Development - LED Control #1

After crashing the entire PIC32 firmware with an innocuous change ("I did not touch that piece of code!") that hung me up for a few days, I made progress today.  I appear to be able to control all 9 of the LEDs that are connected to the LP5569.  Have not tested all of the slots, but the five I have tested all work correctly.  As an added bonus I can set them from the Android APP and change them on the PC and vice a versa.  And the innocuous change cleanup has also improved the serial interface between the PIC32 and the BT module.  Thus for now it all works as planned.  As an unforeseen bonus, I have managed to keep the BT messages down to 32 bits for now.  

My next task is the Android GUI.  On the PC, screen space is almost limitless, but this is not true on a phone.  I started by expanding the design of the original GUI.  One block of controls (radio buttons) that select/show the state of each LED.  But on the smaller phones I have, 10 did not fit, I only had four LEDs  before.  I suppose I could reduce them down some more, but then any one with fingers bigger than a baby would have a hard time selecting the correct radio button.  The two images below show the screen.  The second image shows the screen scrolled up to reveal LED 10, which is controlled differently than the other 9. Direct PIC control instead of I2C to the LP5569.


 This format does not allow for the brightness value (PWM setting) of the LED, which can be applied to the ON, BURST, CYCLE states.  This is a value from 1 to 100.  On the PC this is done with a slider.  I will probably only use steps of 10 for this.  When I first tested this, there was no discernible change intensity with steps less than 10.

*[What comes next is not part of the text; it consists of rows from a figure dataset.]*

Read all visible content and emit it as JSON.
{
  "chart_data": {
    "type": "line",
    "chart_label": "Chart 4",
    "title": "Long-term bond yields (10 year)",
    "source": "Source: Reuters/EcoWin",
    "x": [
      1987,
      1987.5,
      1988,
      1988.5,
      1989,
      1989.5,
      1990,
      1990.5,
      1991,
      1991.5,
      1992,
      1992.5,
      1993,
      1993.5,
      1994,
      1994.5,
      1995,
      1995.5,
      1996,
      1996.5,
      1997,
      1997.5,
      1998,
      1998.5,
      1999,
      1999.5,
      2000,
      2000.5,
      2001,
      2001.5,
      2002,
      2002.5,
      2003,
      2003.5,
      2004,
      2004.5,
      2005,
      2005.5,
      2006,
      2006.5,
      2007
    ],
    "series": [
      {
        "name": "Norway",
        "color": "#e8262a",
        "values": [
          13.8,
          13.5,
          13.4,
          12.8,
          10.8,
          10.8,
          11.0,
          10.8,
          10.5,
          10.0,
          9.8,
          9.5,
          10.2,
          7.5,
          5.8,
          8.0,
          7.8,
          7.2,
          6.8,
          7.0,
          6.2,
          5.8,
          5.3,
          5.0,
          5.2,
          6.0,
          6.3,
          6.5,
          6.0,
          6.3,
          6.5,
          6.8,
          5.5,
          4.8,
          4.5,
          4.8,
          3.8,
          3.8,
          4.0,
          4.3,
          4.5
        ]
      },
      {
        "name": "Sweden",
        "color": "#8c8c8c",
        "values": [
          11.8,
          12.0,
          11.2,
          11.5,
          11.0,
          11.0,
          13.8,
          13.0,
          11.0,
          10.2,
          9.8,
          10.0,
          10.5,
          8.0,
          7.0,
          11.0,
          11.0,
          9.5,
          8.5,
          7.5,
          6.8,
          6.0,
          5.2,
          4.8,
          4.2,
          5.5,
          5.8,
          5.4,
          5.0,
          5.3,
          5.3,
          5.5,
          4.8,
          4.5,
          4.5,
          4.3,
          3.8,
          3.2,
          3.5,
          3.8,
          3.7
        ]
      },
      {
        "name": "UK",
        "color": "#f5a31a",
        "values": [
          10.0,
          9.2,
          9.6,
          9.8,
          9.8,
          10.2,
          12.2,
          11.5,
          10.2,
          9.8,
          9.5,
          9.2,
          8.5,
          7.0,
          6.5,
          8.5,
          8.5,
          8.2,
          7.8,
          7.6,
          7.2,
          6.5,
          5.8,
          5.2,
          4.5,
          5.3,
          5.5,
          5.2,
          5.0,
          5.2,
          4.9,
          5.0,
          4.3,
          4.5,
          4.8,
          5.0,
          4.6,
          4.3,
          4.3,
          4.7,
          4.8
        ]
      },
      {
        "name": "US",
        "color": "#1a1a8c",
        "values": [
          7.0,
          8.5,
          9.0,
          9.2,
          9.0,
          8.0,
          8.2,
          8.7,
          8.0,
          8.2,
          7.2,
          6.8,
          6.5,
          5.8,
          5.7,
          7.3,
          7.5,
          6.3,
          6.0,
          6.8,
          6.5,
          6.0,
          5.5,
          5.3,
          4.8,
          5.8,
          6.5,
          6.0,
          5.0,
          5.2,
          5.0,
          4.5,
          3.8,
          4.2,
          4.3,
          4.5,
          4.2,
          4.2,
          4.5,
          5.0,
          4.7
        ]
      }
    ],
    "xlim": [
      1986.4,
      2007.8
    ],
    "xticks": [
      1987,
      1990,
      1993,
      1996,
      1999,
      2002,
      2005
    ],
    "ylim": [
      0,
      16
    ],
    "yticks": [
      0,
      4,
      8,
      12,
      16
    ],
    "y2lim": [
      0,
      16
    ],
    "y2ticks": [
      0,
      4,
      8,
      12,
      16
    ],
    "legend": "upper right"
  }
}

One of the ideas I am thinking about is to place the status of all 10 LEDs (state and brightness value) down the right side.  Touching on the display over an LED Status will cause a single display similar to one of the above along with a slider to appear on the left side.  You can then set the new state and change the brightness value.  

While this idea will take less screen space, it does not provide the quick access that the current format does (multiple presses vs one press).  But you get it all LEDs on one screen with no scrolling.  I guess I need to prototype this out and see how it looks and performs.